Auto Generate Text for <<默读>>


In [1]:
from theano.sandbox import cuda
cuda.use('gpu1')


WARNING (theano.sandbox.cuda): The cuda backend is deprecated and will be removed in the next release (v0.10).  Please switch to the gpuarray backend. You can get more information about how to switch at this URL:
 https://github.com/Theano/Theano/wiki/Converting-to-the-new-gpu-back-end%28gpuarray%29

Using gpu device 0: Tesla K80 (CNMeM is disabled, cuDNN 5103)
WARNING (theano.sandbox.cuda): The cuda backend is deprecated and will be removed in the next release (v0.10).  Please switch to the gpuarray backend. You can get more information about how to switch at this URL:
 https://github.com/Theano/Theano/wiki/Converting-to-the-new-gpu-back-end%28gpuarray%29

WARNING (theano.sandbox.cuda): Ignoring call to use(1), GPU number 0 is already in use.

In [2]:
%matplotlib inline
import utils;
from utils import *
from keras.layers import TimeDistributed, Activation
from keras.callbacks import ModelCheckpoint
from numpy.random import choice


Using Theano backend.

Setup


In [3]:
path = 'text/modu.txt'
text = open(path).read()
text = text.replace(' ', '')
text = text[-200000:]
print('corpus length:', len(text))


corpus length: 200000

In [4]:
!tail {path} -n10










  “每一天都是一个新的日子,走运当然是好的,不过我情愿做到分毫不差,这样,运气来的时候,你就有所准备了。”――《老人与海》

In [5]:
chars = sorted(list(set(text)))
vocab_size = len(chars)+1
print('total chars: ', vocab_size)


total chars:  3057

Sometimes it's useful to have a zero value in the dataset, e.g. for padding


In [6]:
chars.insert(0, "\0")
''.join(chars[:16])


Out[6]:
'\x00\n!%-0123456789='

In [7]:
char_indices = dict((c, i) for i,c in enumerate(chars))
indices_char = dict((i, c) for i,c in enumerate(chars))
idx = [char_indices[c] for c in text]

In [8]:
idx[:10]


Out[8]:
[3053, 315, 2707, 453, 1189, 2673, 2847, 2020, 989, 122]

In [9]:
''.join(indices_char[i] for i in idx[:20])


Out[9]:
',冲过去把车门砸开了,刚把人拖出来,那边'

Our LSTM RNN!

Now, we will try to implement the typical structure of RNN - i.e. the rolled one.
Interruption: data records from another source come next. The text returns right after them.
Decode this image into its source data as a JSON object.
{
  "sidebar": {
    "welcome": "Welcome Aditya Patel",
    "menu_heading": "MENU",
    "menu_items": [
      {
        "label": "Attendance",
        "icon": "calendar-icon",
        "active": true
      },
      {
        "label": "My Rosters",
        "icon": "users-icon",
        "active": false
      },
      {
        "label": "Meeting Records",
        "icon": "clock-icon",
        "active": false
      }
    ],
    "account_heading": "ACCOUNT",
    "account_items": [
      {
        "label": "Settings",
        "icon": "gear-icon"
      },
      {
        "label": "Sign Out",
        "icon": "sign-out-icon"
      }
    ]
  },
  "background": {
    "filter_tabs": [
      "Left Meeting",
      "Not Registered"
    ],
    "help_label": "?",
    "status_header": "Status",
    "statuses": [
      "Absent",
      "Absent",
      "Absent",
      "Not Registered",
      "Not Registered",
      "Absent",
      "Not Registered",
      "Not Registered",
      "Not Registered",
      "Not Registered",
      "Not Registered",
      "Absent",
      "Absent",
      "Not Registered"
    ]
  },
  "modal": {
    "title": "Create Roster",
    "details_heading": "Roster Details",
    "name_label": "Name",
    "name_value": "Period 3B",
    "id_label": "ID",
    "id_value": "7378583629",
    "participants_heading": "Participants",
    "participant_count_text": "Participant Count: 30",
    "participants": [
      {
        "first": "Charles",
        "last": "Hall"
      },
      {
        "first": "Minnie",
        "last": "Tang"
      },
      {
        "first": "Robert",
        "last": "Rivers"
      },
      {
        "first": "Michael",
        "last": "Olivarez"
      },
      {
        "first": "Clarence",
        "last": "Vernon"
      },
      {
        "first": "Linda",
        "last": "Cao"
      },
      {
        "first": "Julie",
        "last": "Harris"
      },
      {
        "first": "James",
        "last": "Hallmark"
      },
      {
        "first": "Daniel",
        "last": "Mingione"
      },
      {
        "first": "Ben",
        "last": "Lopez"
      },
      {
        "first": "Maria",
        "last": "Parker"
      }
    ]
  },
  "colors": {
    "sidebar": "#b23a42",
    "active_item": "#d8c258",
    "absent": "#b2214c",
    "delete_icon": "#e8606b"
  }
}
That is, we cannot use c1, c2, c.... Instead, we will need an array of inputs all at once.


In [10]:
seq_length = 100
dataX = []
dataY = []
for i in range(0, len(idx) - seq_length, 1):
    seq_in = idx[i:i+seq_length]
    seq_out = idx[i+seq_length]
    dataX.append(seq_in)
    dataY.append(seq_out)
n_patterns = len(dataX)
n_patterns


Out[10]:
199900

Now that we have prepared our training data we need to transform it so that is it suitable for use with Keras.

First we must transform the list of input sequences into the form [samples, time steps, features] expected by an LSTM network

Next, we need to rescale the integers to [0, 1] to make the patterns easiers to learn by the LSTM network that uses the sigmoid activation function by default

Finally, we need to convert the output patterns into one-hot encoding. This is so that we can configure the network to predict the probability of each of the 47 different characters in the vocabulary (an easier representation) rather than trying to force it to predict precisely the next character.


In [11]:
X = np.reshape(dataX, (n_patterns, seq_length, 1))
print(X.shape)
X = X / float(vocab_size)
y = np_utils.to_categorical(dataY)


(199900, 100, 1)

In [12]:
print(y.shape)


(199900, 3057)

We can now define our LSTM model. Here we define a single hidden LSTM layer with 256 memory units. The network uses dropout with a probability of 20. The output layer is a Dense layer using the softmax activation function to output a probability prediction for each of the 3000+ characters between 0 and 1.


In [13]:
model = Sequential()
model.add(LSTM(512, input_shape=(X.shape[1], X.shape[2])))
model.add(Dropout(0.2))
model.add(Dense(y.shape[1], activation='softmax'))
model.compile(loss='categorical_crossentropy', optimizer=Adam())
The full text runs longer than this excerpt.